A Non-Volatile Cryogenic Random-Access Memory Based on the Quantum Anomalous Hall Effect

TL;DR

This paper presents a cryogenic, non-volatile memory device utilizing the quantum anomalous Hall effect in moiré graphene, achieving ultra-low power operation, high density, and topological protection for future electronics.

Contribution

It introduces a novel memory architecture based on QAHE, demonstrating non-volatile binary storage with controlled hysteretic switching and a new sensing mechanism to prevent data corruption.

Findings

Achieves orders of magnitude smaller cell area than existing cryogenic memories.

Demonstrates reliable write and read operations using quantized Hall resistance levels.
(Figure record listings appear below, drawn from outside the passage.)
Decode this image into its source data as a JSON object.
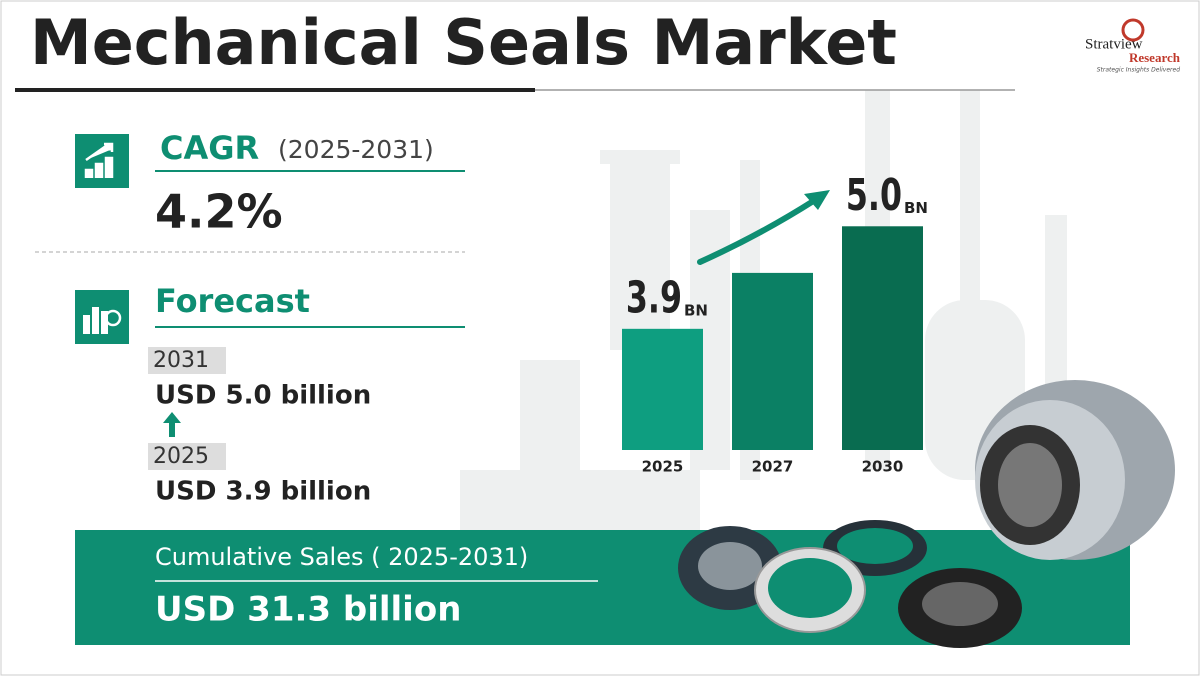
{
  "header": {
    "title": "Mechanical Seals Market"
  },
  "logo": {
    "name": "Stratview",
    "sub": "Research",
    "tagline": "Strategic Insights Delivered"
  },
  "cagr": {
    "label": "CAGR",
    "period": "(2025-2031)",
    "value": "4.2%"
  },
  "forecast": {
    "label": "Forecast",
    "end_year": "2031",
    "end_value": "USD 5.0 billion",
    "start_year": "2025",
    "start_value": "USD 3.9 billion"
  },
  "cumulative": {
    "label": "Cumulative Sales ( 2025-2031)",
    "value": "USD 31.3 billion"
  },
  "chart_data": {
    "type": "bar",
    "categories": [
      "2025",
      "2027",
      "2030"
    ],
    "values": [
      3.9,
      4.5,
      5.0
    ],
    "value_labels": [
      "3.9",
      null,
      "5.0"
    ],
    "unit": "BN",
    "colors": [
      "#0e9e80",
      "#0b8064",
      "#096c50"
    ],
    "ylim": [
      2.6,
      5.4
    ]
  }
}
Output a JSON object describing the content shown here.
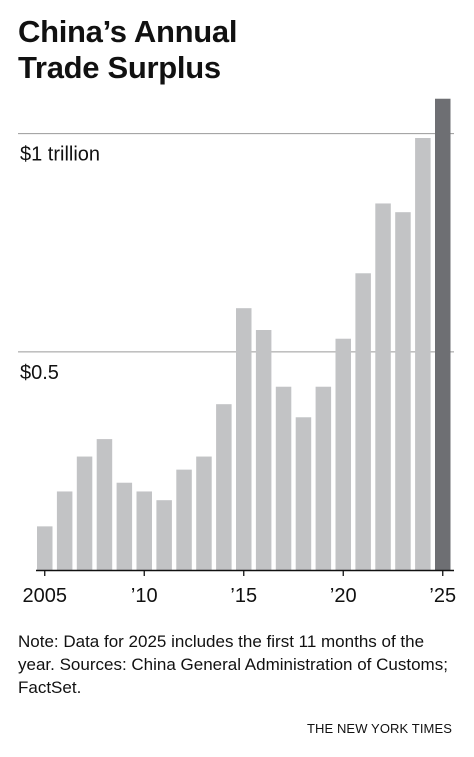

Provides a scalable, material-agnostic platform for topologically protected memory devices.

Abstract

The interplay between ferromagnetism and topological properties of electronic band structures leads to a precise quantization of Hall resistance without any external magnetic field. This so-called quantum anomalous Hall effect (QAHE) is born out of topological correlations, and is oblivious of low-sample quality. It was envisioned to lead towards dissipationless and topologically protected electronics. However, no clear framework of how to design such an electronic device out of it exists. Here we construct an ultra-low power, non-volatile, cryogenic memory architecture leveraging the QAHE phenomenon. Our design promises orders of magnitude lower cell area compared with the state-of-the-art cryogenic memory technologies. We harness the fundamentally quantized Hall resistance levels in moir\'e graphene heterostructures to store non-volatile binary bits (1, 0). We perform the memory write operation through controlled hysteretic switching between the quantized Hall states, using nano-ampere level currents with opposite polarities. The non-destructive read operation is performed by sensing the polarity of the transverse Hall voltage using a separate pair of terminals. We custom design the memory architecture with a novel sensing mechanism to avoid accidental data corruption, ensure highest memory density and minimize array leakage power. Our design is transferrable to any material platform exhibiting QAHE, and provides a pathway towards realizing topologically protected memory devices.